出芽酵母Saccharomyces cerevisiaeでは、セパラーゼはesp1遺伝子によってコードされる。Esp1は1998年にKim Nasmythらによって発見された[7][8]。
後期以前には姉妹染色分体間は安定に接着し、そして後期の間に適切に分離することは、細胞分裂と染色体の遺伝に重要である。
出芽酵母では、セパラーゼEsp1はセキュリンPds1によって調節される。2つの姉妹染色分体は後期の開始まではコヒーシン複合体によって結び付けられているが、後期には紡錘体が2つの染色分体を引き離し、2つの娘細胞には等しい数の姉妹染色分体が残される。2つの姉妹染色分体に結合し、姉妹染色分体の早期分離を防ぐタンパク質は、コヒーシンタンパク質ファミリーを構成する。こうした姉妹染色分体間の接着に重要なコヒーシンタンパク質の1つがScc1である。Esp1はコヒーシンのサブユニットScc1を切断し、後期の開始時点で姉妹染色分体の分離を可能にする[8]。
脊椎動物では、姉妹染色分体間の接着は異なる機構による2段階で解除される。最初の段階はコヒーシン複合体のSTAG1またはSTAG2のリン酸化が関わるものである。2段階目はセパラーゼによるコヒーシンサブユニットSCC1(RAD21)の切断が関わるものであり、姉妹染色分体の最終的な分離が開始される[10]。

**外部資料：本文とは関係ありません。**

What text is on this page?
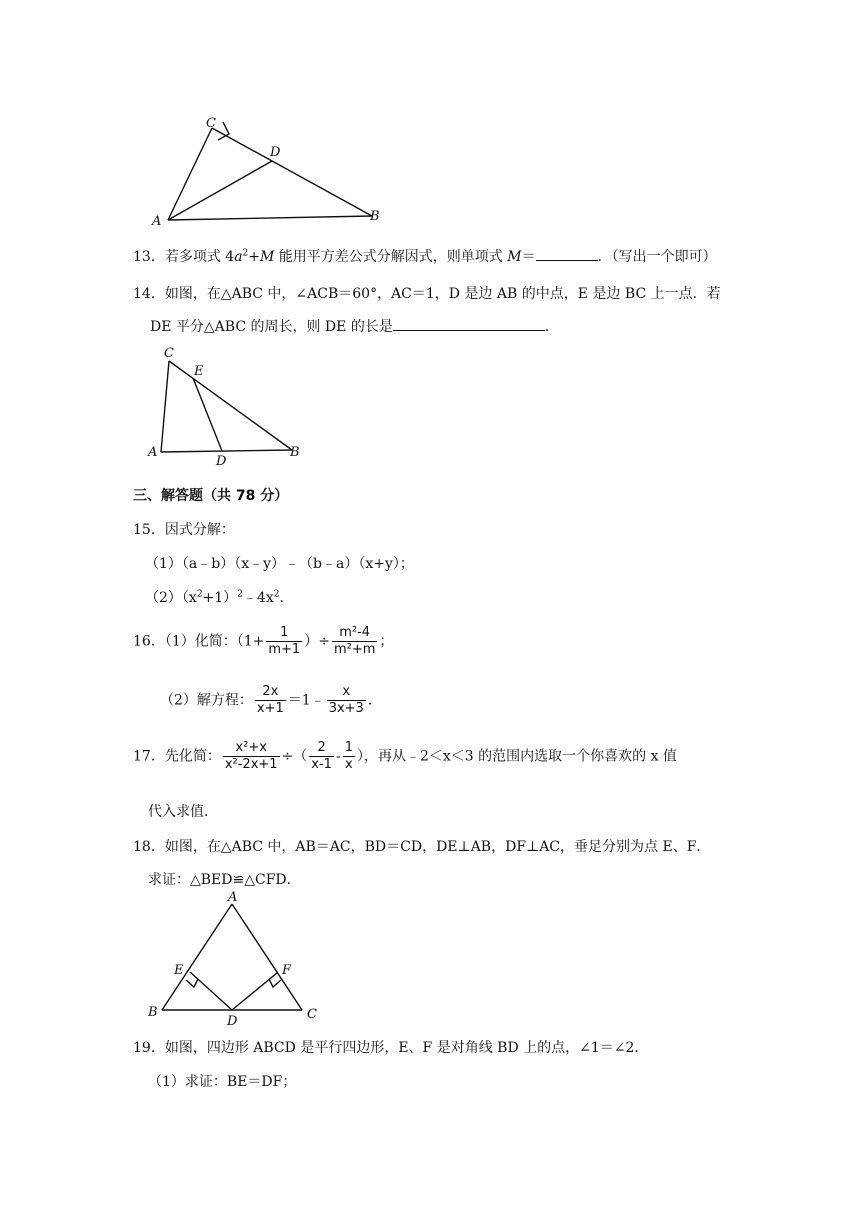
C
D
A	B
13．若多项式 $4a^2+M$ 能用平方差公式分解因式，则单项式 M＝	．（写出一个即可）
14．如图，在△ABC 中，∠ACB＝60°，AC＝1，D 是边 AB 的中点，E 是边 BC 上一点．若
DE 平分△ABC 的周长，则 DE 的长是	．
C
E
A
D
B
三、解答题（共 78 分）
15．因式分解：
（1）（a﹣b）（x﹣y）﹣（b﹣a）（x+y）；
$(2)(x^2+1)^2﹣4x^2$．
16．（1）化简：（$1+ \frac{1}{m+1}$ ）÷ $\frac{\text{m²-4}}{\text{m²+m}}$ ；
（2）解方程： $\frac{2x}{x+1}$ ＝1﹣ $\frac{x}{3x+3}$ ．
17．先化简： $\frac{\text{x²+x}}{\text{x²-2x+1}}$ ÷（ $\frac{2}{x-1} - \frac{1}{x}$ ），再从﹣2＜x＜3 的范围内选取一个你喜欢的 x 值
代入求值．
18．如图，在△ABC 中，AB＝AC，BD＝CD，DE⊥AB，DF⊥AC，垂足分别为点 E、F．
求证：△BED≌△CFD．
A
E	F
B
D	C
19．如图，四边形 ABCD 是平行四边形，E、F 是对角线 BD 上的点，∠1＝∠2．
（1）求证：BE＝DF；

細胞が分裂していないときには、セパラーゼによるコヒーシンの切断はセキュリンとの結合とサイクリン/CDK複合体によるリン酸化によって防がれており、コヒーシンの不適切な切断を防ぐ負の調節は2つの階層で行われている。またセパラーゼは、まずセキュリン-セパラーゼ複合体を形成しなければ機能できない。これは、セキュリンがセパラーゼが機能的なコンフォメーションへ正しくフォールディングするのを助けているためである。しかしながら、酵母ではセキュリンを欠失しても後期が開始されることから、機能的なセパラーゼの形成にセキュリンは必要ではないようである[9]。
後期へのシグナルに際して、セキュリンはAPC-Cdc20複合体によってユビキチン化されて加水分解され、セパラーゼを放出する。その後、活性化されたセパラーゼはScc1を切断し、姉妹染色分体を解放する。
セパラーゼは後期の初期にCdc14の活性化を開始する[12]。Cdc14はセキュリンを脱リン酸化し、APCの基質としての分解効率を増大させる。このポジティブフィードバックループの存在によって、後期の開始によりスイッチ的な挙動がもたらされていると想定されている[11]。